Вспомнив обо всём, Веня вздохнул, виновато посмотрел на Гуревича и робко возразил:

— Так я же поспорил.

Гуревич махнул рукой, у него не было больше ни аргументов, ни слов.

Сбросить бы мне сейчас этак пятнадцать лет, думал Гуревич, я бы потягался с тобой, чёрт возьми. Я бы показал тебе где раки зимуют и удивил людей чудесами.

И он молча принялся за недостиранную сорочку.

Они помолчали.

— Сегодня кому-то надо поехать в город и на обратном пути завернуть на узловую, — сказал начальник колонны и нахмурился. Он знал, когда ему нужно было хмуриться, потому что имел на людей особое чутьё, как рыболов на крючки.

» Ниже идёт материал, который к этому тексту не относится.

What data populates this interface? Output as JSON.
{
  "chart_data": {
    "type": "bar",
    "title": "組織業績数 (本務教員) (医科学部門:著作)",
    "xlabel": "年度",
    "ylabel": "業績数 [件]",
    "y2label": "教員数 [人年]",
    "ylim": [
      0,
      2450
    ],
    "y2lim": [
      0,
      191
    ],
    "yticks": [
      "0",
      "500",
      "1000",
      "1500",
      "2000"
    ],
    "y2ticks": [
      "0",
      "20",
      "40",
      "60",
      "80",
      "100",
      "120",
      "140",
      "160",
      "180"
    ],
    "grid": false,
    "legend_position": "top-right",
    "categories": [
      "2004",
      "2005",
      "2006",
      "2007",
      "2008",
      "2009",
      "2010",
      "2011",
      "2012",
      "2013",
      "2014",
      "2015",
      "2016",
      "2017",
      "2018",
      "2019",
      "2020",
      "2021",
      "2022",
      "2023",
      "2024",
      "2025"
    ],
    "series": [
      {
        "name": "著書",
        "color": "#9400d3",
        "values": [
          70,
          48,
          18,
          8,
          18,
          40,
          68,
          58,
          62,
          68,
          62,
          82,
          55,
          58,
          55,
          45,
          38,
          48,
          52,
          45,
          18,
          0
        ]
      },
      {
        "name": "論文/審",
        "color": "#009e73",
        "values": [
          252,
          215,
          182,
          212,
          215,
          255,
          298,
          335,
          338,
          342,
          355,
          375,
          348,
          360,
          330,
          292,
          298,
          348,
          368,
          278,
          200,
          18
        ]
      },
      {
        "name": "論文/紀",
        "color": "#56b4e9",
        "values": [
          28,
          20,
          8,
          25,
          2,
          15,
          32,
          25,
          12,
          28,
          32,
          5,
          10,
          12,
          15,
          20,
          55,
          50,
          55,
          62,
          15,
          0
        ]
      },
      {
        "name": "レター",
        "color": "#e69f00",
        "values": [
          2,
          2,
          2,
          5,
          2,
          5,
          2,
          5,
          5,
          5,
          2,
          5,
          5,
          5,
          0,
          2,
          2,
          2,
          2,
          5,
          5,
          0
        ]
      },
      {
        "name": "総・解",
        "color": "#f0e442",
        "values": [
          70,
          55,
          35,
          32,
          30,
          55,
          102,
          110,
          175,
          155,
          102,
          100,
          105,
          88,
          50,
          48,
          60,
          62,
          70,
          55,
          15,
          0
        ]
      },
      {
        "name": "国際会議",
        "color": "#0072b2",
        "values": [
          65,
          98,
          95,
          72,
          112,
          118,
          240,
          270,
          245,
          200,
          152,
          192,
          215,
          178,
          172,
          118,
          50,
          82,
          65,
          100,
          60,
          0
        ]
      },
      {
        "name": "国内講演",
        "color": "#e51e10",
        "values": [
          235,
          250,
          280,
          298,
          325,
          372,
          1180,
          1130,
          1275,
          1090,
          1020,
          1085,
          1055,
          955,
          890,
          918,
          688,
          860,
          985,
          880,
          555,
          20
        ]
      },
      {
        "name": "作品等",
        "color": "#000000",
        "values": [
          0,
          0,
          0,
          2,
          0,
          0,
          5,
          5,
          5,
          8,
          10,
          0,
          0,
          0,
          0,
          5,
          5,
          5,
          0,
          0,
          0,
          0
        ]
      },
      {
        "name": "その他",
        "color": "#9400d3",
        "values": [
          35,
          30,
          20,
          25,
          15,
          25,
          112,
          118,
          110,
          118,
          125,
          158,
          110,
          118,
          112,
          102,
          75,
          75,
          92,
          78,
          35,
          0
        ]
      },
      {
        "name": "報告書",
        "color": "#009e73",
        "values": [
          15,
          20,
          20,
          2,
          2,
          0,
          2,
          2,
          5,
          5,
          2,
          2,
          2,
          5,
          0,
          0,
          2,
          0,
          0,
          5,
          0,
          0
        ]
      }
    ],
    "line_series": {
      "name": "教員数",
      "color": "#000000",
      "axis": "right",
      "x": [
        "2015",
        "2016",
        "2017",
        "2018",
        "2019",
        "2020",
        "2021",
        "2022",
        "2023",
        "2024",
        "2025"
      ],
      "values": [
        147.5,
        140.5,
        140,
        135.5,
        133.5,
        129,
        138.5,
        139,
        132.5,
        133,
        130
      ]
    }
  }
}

Веня отлично понял, что эти слова относятся к нему. Он вытер тыльной стороной ладони у себя под носом и сделал вид, что ничего не понял.

— Ясно? — хмуро спросил Гуревич.

Притворяться было бессмысленно, но Веня всё-таки сказал с надеждой:

— Так сегодня в посёлке танцы. А до города два дня езды.